Co-ouderschap dient niet het belang van de kinderen

Kort voordat Diederik Samsom werd weggestemd als politiek leider van de PvdA, las ik een interview met hem. Het ging deels over zijn scheiding en de keuze voor co-ouderschap: ongeveer fifty-fifty zou het worden. Hij en zijn ex bleven dichtbij elkaar wonen. “De kinderen hebben één huis met een stuk lucht ertussen,” zei Diederik. “Het ergste wat ze kan gebeuren, is dat het tennisracket in het andere huis ligt.”

Arme kinderen, dacht ik. Co-ouderschap maakt wat mij betreft kans de grootste sociaal-culturele blunder van de afgelopen decennia te worden. Laat ik vooropstellen dat ik eraan heb meegedaan, aan dat co-ouderschap. Vol overtuiging zelfs.

Toen m’n partner en ik gingen scheiden, in 2004, vonden we het de meest logische gang van zaken om de kinderen ‘eerlijk te verdelen’. En ‘eerlijk’ wilde zeggen dat de verhouding waarin ieder van ons voor de kinderen zou gaan zorgen, overeenkwam met de situatie van de voorbije jaren. Ook toen ‘verdeelden’ we de zorgtaken fifty-fifty, dus dat moest voorgezet worden.

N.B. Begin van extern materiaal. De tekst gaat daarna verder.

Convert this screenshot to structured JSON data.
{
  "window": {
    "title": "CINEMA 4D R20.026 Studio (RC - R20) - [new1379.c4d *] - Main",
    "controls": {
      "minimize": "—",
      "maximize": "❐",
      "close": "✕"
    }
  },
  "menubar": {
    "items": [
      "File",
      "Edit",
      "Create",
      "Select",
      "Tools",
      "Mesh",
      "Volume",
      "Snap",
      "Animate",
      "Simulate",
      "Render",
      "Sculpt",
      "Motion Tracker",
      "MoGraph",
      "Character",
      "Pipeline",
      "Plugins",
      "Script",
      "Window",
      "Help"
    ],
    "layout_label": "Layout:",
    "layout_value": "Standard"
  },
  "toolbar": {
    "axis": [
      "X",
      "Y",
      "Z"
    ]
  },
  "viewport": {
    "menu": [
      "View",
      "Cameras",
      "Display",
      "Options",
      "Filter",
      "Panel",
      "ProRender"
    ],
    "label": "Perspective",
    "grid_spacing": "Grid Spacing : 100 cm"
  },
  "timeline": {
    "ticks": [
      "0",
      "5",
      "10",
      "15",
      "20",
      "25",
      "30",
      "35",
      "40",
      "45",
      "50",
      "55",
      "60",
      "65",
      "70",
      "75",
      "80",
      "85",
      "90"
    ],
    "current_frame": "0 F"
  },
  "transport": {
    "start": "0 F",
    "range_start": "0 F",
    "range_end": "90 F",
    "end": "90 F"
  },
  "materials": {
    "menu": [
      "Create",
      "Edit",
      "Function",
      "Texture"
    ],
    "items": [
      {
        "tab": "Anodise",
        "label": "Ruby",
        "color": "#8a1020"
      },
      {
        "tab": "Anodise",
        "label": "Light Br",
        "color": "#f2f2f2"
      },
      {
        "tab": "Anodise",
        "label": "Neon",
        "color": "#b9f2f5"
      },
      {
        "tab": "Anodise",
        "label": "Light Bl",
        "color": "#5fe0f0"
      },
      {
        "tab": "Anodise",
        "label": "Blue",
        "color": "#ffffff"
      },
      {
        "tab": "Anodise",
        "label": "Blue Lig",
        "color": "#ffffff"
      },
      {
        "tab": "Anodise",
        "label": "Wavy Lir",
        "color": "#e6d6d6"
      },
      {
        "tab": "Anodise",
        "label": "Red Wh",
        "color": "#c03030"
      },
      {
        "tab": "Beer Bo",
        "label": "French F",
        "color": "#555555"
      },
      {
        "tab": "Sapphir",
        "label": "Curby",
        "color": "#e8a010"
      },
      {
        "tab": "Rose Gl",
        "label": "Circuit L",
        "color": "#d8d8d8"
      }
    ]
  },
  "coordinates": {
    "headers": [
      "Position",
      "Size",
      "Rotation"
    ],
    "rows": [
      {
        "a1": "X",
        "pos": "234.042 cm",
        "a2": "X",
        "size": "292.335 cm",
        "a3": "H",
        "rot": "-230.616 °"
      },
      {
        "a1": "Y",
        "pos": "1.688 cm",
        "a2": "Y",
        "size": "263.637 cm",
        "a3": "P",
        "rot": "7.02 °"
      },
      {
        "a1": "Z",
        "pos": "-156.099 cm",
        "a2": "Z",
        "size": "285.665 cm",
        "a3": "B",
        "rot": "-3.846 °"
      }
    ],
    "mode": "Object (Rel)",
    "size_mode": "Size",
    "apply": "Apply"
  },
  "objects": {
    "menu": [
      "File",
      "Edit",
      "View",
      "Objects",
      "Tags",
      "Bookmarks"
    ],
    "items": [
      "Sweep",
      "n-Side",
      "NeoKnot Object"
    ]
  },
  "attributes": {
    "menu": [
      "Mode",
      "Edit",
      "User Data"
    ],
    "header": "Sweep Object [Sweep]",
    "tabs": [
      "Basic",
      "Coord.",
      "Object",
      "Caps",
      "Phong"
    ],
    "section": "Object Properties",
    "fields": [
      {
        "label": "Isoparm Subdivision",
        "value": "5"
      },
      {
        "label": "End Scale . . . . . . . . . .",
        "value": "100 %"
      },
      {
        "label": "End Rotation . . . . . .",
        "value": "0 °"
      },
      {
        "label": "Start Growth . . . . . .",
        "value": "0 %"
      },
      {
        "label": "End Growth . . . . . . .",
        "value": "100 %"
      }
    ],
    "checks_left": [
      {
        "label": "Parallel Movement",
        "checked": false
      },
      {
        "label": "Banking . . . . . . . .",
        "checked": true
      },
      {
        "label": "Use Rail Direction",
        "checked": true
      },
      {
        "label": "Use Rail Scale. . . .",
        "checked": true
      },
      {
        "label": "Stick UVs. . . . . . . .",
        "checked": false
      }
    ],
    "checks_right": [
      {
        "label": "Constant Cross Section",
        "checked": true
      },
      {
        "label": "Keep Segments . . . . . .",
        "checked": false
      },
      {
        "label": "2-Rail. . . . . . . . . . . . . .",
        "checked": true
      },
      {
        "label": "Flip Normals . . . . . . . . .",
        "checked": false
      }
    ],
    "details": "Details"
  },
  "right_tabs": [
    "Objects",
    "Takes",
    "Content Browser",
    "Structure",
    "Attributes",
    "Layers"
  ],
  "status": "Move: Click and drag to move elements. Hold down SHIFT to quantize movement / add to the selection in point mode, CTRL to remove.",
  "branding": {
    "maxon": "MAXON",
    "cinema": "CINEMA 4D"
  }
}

Voor de ex was daar zelfs een noodzaak voor, want als we de klassieke verdeling van gescheidenen-met-kinderen zouden aanhouden (kinderen blijven bij moeder, en gaan een weekend per twee weken naar de vader), zou ze met haar werk hebben moeten stoppen.

Achteraf heb ik enorme spijt dat ik toen niet naar die klassieke verdeling heb gestreefd. In dien verstande dat de kinderen dan bij mij zouden zijn gaan wonen, en een weekend per twee weken naar de moeder zouden zijn gegaan. Ik zie het nog steeds als de grootste opvoedingsfout van mijn leven, die keuze voor zo’n fifty-fifty co-ouderschap.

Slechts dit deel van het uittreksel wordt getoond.